Indagine su un cittadino al di sopra di ogni sospetto (1970)

Roma è tra le tante cose anche il centro del potere e della giustizia italiana. Simbolicamente non si può prescindere da essa se si vuole analizzare a fondo il rapporto spesso marcio tra politica, forze dell’ordine e criminalità. “Indagine su un cittadino al di sopra di ogni sospetto” è uno di più spietati atti d’accusa mai portati sul grande schermo da parte di un regista italiano. Elio Petri affida il ruolo del protagonista al solito immenso Gian Maria Volontè che, rinvigorito dal meraviglioso accompagnamento musicale di Ennio Morricone, sfida le leggi e lo status quo del potere per scoprire che l’autoconservazione è il principio che sta alla base di esso, ancor più della pena per il trasgressore. Ciò cui viene tragicamente a conoscenza il protagonista è che l’eventuale punizione inflitta è infatti guidata non da un senso di giustizia quanto più da una volontà di mantenimento dell’ordine precostituito, una certosina opera di continuo aggiustamento alla ricerca di un immobilismo perpetuo.

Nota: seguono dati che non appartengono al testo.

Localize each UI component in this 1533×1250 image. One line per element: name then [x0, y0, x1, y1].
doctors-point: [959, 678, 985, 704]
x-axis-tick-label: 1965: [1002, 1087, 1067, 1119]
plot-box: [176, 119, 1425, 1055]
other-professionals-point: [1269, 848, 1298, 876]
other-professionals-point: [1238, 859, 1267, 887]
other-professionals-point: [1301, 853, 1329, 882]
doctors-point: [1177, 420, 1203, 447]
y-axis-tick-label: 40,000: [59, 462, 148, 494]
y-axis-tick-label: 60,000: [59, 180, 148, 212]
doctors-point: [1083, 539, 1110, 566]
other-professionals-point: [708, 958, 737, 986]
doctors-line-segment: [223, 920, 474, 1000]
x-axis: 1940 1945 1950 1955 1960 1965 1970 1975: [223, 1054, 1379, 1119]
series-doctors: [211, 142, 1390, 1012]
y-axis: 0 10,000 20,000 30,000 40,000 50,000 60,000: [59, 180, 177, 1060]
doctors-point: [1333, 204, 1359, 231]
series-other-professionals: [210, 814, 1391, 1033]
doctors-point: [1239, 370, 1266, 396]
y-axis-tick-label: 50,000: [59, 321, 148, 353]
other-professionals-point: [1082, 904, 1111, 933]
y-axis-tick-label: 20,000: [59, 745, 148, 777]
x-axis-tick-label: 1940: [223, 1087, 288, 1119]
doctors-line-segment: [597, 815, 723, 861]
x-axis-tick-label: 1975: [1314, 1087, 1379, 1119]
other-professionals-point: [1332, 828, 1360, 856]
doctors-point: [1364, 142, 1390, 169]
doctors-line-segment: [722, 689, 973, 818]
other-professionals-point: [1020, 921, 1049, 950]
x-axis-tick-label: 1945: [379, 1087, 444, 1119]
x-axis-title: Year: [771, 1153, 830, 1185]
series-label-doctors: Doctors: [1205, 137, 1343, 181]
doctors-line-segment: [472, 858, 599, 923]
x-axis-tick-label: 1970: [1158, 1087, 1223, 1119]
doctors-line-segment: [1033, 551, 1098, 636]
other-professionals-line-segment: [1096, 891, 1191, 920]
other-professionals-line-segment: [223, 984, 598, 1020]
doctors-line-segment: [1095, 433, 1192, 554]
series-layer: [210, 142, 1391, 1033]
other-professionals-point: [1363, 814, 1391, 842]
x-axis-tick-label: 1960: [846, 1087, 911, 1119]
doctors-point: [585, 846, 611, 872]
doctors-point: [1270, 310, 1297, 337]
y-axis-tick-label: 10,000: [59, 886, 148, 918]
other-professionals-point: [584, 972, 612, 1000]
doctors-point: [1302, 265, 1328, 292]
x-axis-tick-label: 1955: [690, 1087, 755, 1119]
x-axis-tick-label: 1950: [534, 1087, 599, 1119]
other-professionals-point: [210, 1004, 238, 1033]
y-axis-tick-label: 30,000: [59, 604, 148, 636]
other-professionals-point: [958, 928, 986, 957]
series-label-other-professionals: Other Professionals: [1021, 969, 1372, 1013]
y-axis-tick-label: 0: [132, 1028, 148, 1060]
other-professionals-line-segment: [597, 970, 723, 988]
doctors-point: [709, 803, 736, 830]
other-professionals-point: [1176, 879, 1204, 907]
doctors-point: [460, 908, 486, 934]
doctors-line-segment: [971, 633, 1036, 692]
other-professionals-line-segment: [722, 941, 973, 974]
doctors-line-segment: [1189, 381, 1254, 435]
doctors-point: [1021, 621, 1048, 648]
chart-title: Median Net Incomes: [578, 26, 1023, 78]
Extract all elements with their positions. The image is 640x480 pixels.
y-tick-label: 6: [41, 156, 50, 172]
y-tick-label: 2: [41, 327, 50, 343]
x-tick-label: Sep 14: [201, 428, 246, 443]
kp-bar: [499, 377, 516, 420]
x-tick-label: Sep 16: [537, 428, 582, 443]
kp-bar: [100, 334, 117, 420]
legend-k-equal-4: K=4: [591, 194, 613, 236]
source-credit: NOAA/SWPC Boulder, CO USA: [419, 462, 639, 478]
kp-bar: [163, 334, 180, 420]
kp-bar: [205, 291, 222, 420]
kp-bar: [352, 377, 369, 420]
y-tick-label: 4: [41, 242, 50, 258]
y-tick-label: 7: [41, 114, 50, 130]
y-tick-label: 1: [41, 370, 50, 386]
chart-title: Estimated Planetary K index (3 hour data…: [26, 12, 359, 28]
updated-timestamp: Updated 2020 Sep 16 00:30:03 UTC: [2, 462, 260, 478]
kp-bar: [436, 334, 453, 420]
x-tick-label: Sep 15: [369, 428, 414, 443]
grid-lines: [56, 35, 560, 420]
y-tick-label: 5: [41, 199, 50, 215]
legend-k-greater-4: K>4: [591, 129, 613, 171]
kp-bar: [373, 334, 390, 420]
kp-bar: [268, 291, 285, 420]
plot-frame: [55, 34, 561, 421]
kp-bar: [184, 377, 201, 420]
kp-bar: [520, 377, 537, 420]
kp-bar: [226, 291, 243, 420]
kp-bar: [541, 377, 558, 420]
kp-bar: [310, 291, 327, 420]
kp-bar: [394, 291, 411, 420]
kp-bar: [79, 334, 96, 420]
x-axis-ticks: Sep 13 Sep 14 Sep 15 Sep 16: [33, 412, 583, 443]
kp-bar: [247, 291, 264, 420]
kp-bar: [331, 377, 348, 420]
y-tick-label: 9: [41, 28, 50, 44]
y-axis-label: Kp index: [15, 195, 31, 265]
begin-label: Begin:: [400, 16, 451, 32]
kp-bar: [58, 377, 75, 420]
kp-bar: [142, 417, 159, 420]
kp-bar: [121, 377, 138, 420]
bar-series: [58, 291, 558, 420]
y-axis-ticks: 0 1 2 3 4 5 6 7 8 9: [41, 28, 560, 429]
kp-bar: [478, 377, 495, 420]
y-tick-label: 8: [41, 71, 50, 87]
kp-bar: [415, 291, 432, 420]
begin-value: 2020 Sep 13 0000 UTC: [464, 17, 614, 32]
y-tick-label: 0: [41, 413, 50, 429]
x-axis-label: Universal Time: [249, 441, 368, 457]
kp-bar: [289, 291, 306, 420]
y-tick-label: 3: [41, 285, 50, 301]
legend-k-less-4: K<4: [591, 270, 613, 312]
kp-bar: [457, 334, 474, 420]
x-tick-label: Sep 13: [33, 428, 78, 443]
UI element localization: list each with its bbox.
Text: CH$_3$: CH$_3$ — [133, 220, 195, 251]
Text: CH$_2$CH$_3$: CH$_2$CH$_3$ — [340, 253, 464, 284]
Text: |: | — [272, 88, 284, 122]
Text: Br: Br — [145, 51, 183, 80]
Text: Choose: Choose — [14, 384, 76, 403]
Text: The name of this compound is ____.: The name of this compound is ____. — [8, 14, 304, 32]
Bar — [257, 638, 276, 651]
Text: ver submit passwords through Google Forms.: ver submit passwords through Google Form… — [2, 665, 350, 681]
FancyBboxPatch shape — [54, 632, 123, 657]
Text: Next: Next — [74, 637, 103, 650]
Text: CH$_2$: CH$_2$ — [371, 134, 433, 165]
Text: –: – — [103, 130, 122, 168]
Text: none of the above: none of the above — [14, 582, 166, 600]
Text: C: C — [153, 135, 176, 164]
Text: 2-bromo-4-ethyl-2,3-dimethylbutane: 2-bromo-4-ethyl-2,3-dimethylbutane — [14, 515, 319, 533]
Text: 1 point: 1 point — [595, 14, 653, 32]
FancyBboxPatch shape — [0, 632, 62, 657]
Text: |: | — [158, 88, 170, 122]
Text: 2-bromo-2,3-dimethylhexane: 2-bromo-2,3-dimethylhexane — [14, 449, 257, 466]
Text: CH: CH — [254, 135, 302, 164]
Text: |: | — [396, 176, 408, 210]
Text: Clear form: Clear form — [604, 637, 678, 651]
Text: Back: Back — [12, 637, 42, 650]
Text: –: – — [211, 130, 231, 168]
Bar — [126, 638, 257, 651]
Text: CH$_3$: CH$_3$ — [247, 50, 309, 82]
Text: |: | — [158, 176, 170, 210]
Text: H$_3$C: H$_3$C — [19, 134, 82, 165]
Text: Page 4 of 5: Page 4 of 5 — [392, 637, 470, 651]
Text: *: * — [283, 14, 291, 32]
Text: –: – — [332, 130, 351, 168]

Le notti di Cabiria (1957)

Non si pensi che Federico Fellini abbia con “La dolce vita” esaurito tutto ciò che concerne il suo punto di vista riguardo Roma, infatti con “Le notti di Cabiria” la sua cinepresa si allontana dal centro per indagare la vita di chi vede nelle zone più glamour della capitale soltanto un luogo di lavoro notturno. Cabiria (Giulietta Masina) è una prostituta più volte sedotta e abbandonata, vittima del modo utilitaristico in cui gli uomini si approfittano di lei, spremendola finché fa comodo. Il suo animo, seppur temprato dalle continue delusioni, è tuttavia sempre ricettivo nei confronti di un possibile nuovo amore (come dimostrato dal meraviglioso finale) ed è in grado di proseguire sorridendo lungo la propria strada. Fellini qui più che in altre opere esprime sublimemente la poetica contraddizione tra felicità e sofferenza, vita come gioco e trappola mortale allo stesso tempo, inquadrata come sempre con lucidità e empatia.